Client certificate authentication via TLS mutual authentication (mTLS). This is the strongest authentication mode -- no shared secrets cross the wire.

type CertificateAuth struct {
    CertPath string  // path to client certificate PEM file
    KeyPath  string  // path to private key PEM file (empty if combined)
}
// Separate certificate and key files
creds := mqrestadmin.CertificateAuth{
    CertPath: "/path/to/cert.pem",
    KeyPath:  "/path/to/key.pem",
}

// Combined cert+key file (omit KeyPath)
creds := mqrestadmin.CertificateAuth{
    CertPath: "/path/to/combined.pem",
}

No Authorization header is sent; authentication is handled at the TLS layer. When CertificateAuth is provided and no custom transport is set, NewSession automatically configures the default HTTPTransport with the loaded tls.Certificate.

LTPAAuth

LTPA token-based authentication. Credentials are sent once during a /login request at session construction; subsequent API calls carry only the LTPA cookie.

type LTPAAuth struct {
    Username string
    Password string
}
creds := mqrestadmin.LTPAAuth{Username: "mqadmin", Password: "passw0rd"}

The session performs the login automatically in NewSession and extracts the LtpaToken2 cookie for subsequent requests. If the login fails, NewSession returns an *AuthError.

BasicAuth

HTTP Basic authentication. The Authorization header is constructed from the username and password and sent with every request.

type BasicAuth struct {
    Username string
    Password string
}
creds := mqrestadmin.BasicAuth{Username: "mqadmin", Password: "passw0rd"}

Note

All examples and documentation in this project use LTPA as the default authentication method. If you see LTPAAuth{...} in an example, you can substitute BasicAuth{...} or CertificateAuth{...} based on your environment.

Choosing between LTPA and Basic authentication

Both LTPA and Basic authentication use a username and password. The key difference is how often those credentials cross the wire.
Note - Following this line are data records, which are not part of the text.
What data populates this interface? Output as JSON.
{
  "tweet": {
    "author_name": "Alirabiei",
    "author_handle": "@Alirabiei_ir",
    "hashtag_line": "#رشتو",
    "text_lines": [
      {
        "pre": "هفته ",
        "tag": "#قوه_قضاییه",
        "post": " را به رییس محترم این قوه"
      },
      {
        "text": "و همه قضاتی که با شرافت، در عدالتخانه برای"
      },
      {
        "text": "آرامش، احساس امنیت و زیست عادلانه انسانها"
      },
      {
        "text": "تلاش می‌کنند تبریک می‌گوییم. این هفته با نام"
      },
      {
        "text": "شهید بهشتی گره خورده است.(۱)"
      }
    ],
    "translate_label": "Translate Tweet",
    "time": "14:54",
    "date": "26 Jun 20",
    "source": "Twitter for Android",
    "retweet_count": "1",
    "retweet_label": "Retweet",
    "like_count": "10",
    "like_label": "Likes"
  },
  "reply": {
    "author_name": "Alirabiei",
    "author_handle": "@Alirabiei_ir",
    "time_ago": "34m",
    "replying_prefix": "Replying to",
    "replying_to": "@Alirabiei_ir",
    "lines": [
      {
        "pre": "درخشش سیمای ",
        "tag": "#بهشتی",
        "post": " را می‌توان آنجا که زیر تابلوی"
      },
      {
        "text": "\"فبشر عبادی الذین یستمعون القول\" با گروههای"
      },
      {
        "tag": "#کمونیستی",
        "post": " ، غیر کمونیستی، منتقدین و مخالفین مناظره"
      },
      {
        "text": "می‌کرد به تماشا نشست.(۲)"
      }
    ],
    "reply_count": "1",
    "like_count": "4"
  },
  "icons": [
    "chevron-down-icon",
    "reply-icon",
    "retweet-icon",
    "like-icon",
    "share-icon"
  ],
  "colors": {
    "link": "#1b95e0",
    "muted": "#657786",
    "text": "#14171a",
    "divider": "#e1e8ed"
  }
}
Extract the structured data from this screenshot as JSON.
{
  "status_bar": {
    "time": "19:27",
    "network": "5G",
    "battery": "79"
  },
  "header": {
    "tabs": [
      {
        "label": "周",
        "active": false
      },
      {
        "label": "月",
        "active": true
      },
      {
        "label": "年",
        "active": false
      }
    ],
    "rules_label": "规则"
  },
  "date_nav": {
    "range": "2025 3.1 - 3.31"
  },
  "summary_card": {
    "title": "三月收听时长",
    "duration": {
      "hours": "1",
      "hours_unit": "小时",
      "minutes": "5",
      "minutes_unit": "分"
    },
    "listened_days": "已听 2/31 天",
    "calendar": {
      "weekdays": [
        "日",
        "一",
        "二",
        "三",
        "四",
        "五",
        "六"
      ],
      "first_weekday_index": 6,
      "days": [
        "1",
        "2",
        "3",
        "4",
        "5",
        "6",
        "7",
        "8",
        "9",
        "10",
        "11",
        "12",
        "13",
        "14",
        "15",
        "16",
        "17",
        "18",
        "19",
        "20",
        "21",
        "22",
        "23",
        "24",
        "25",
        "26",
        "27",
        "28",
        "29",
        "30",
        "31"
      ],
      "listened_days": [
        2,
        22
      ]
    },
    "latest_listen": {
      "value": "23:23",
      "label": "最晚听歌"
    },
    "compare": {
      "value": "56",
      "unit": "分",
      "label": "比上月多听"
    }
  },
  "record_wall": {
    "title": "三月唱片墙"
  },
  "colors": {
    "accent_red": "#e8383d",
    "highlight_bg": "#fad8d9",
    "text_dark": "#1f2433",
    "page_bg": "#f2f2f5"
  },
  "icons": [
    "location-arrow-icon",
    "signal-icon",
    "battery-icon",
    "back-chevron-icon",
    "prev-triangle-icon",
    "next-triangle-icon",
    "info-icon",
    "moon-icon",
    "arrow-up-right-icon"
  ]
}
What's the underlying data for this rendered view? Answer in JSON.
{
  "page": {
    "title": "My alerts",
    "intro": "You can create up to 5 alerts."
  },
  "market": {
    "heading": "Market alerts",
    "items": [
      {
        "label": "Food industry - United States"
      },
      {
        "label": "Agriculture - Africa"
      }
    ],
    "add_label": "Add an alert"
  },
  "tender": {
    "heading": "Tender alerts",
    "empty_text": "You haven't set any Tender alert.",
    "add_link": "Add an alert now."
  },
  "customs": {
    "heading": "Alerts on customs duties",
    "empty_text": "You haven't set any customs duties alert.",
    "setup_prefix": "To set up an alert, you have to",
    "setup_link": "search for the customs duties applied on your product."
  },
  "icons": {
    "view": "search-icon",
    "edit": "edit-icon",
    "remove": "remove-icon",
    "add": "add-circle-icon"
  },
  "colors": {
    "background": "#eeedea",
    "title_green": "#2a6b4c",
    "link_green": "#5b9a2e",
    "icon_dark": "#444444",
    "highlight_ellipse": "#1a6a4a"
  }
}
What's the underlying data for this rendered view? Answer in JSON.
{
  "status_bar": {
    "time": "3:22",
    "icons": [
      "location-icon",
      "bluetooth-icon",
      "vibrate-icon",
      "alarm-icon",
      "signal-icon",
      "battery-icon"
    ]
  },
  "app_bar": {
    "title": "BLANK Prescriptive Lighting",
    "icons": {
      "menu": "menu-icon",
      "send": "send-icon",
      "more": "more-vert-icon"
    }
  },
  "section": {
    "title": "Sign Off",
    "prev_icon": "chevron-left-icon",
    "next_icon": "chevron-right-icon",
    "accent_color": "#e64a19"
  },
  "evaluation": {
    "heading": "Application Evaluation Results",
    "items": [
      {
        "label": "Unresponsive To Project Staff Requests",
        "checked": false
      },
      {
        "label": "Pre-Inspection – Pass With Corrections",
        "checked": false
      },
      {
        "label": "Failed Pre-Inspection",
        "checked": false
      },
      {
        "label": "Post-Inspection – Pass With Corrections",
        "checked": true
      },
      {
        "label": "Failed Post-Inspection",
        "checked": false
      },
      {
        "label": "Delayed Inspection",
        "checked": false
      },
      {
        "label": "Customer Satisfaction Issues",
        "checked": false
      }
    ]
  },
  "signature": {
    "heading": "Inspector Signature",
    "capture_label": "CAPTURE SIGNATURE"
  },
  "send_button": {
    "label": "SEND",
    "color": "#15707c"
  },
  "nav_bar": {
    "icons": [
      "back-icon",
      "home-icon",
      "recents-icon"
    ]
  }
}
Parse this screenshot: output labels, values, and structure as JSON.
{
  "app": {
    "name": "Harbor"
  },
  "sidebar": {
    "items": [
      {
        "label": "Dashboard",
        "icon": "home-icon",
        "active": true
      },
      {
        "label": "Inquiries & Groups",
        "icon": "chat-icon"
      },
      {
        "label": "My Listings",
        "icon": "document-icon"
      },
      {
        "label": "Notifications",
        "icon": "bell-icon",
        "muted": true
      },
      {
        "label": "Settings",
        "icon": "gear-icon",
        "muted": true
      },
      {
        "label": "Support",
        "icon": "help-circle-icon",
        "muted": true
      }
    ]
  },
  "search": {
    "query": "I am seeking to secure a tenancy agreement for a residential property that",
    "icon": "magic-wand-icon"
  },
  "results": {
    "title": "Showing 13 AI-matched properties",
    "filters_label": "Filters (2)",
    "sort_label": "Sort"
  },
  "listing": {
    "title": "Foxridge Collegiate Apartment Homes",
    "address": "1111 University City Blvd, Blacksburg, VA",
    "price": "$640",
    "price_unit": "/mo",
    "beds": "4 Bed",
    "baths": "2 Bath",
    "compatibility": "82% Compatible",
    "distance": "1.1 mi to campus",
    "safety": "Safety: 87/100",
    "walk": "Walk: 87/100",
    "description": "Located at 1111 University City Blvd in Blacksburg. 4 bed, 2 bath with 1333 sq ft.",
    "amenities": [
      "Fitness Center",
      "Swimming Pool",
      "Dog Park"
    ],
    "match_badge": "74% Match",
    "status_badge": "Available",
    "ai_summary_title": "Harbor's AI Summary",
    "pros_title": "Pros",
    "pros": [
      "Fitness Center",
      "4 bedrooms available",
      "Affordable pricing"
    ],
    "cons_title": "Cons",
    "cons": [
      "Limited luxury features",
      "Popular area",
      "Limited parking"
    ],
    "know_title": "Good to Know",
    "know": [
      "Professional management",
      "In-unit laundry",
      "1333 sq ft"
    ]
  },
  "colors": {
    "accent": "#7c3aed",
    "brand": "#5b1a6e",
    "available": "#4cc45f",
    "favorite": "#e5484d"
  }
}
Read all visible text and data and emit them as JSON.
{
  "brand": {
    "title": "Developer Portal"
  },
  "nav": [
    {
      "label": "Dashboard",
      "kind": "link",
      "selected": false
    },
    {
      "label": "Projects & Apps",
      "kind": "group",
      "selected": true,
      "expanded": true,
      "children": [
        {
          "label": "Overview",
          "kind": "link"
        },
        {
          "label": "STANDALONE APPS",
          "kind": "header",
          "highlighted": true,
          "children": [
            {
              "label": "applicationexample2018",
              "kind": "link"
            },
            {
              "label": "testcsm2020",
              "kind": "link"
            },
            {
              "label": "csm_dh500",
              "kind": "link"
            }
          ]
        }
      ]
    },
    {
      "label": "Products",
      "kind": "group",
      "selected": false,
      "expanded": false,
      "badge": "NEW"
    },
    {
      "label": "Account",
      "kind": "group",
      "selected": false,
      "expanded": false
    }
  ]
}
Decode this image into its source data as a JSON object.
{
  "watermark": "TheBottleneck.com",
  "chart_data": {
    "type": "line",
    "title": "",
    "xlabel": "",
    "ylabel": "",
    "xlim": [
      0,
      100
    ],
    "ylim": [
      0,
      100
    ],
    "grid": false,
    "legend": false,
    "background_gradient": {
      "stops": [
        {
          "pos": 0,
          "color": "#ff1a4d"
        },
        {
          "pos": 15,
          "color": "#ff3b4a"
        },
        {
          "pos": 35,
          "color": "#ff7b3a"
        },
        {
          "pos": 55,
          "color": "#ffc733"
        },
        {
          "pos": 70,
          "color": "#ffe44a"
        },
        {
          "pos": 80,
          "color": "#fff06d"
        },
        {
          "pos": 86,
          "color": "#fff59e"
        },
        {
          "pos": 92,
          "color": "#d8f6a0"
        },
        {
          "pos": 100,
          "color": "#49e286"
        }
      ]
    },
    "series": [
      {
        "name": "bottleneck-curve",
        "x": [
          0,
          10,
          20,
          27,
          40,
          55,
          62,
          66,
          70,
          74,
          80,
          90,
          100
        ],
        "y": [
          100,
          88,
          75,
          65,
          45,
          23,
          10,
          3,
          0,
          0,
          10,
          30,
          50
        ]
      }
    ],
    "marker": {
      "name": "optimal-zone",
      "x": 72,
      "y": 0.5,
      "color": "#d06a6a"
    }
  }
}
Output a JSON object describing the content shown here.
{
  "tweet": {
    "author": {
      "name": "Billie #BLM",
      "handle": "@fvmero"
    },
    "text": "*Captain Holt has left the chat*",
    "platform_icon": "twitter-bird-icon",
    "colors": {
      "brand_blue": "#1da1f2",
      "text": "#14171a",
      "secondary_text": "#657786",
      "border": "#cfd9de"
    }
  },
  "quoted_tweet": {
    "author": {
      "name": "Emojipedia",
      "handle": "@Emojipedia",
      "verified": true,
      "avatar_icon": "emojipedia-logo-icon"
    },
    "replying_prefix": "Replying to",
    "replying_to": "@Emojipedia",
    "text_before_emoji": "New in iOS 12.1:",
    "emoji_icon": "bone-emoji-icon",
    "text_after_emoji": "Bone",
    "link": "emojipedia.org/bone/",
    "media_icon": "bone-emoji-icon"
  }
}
LTPA is the recommended choice for username/password authentication. Credentials are sent once during the /login request; subsequent API calls carry only the LTPA cookie. This reduces credential exposure and is more efficient for sessions that issue many commands.

Use Basic authentication as a fallback when:

  • The mqweb configuration does not enable the /login endpoint (for example, minimal container images that only expose the REST API).
  • A reverse proxy or API gateway handles authentication and forwards a Basic auth header; cookie-based flows may not survive the proxy.
  • Single-command scripts where the login round-trip doubles the request count for no security benefit.
  • Long-running sessions where LTPA token expiry (typically two hours) could cause mid-operation failures; the library does not currently re-authenticate automatically.
  • Local development or CI against a localhost container, where transport security is not a concern.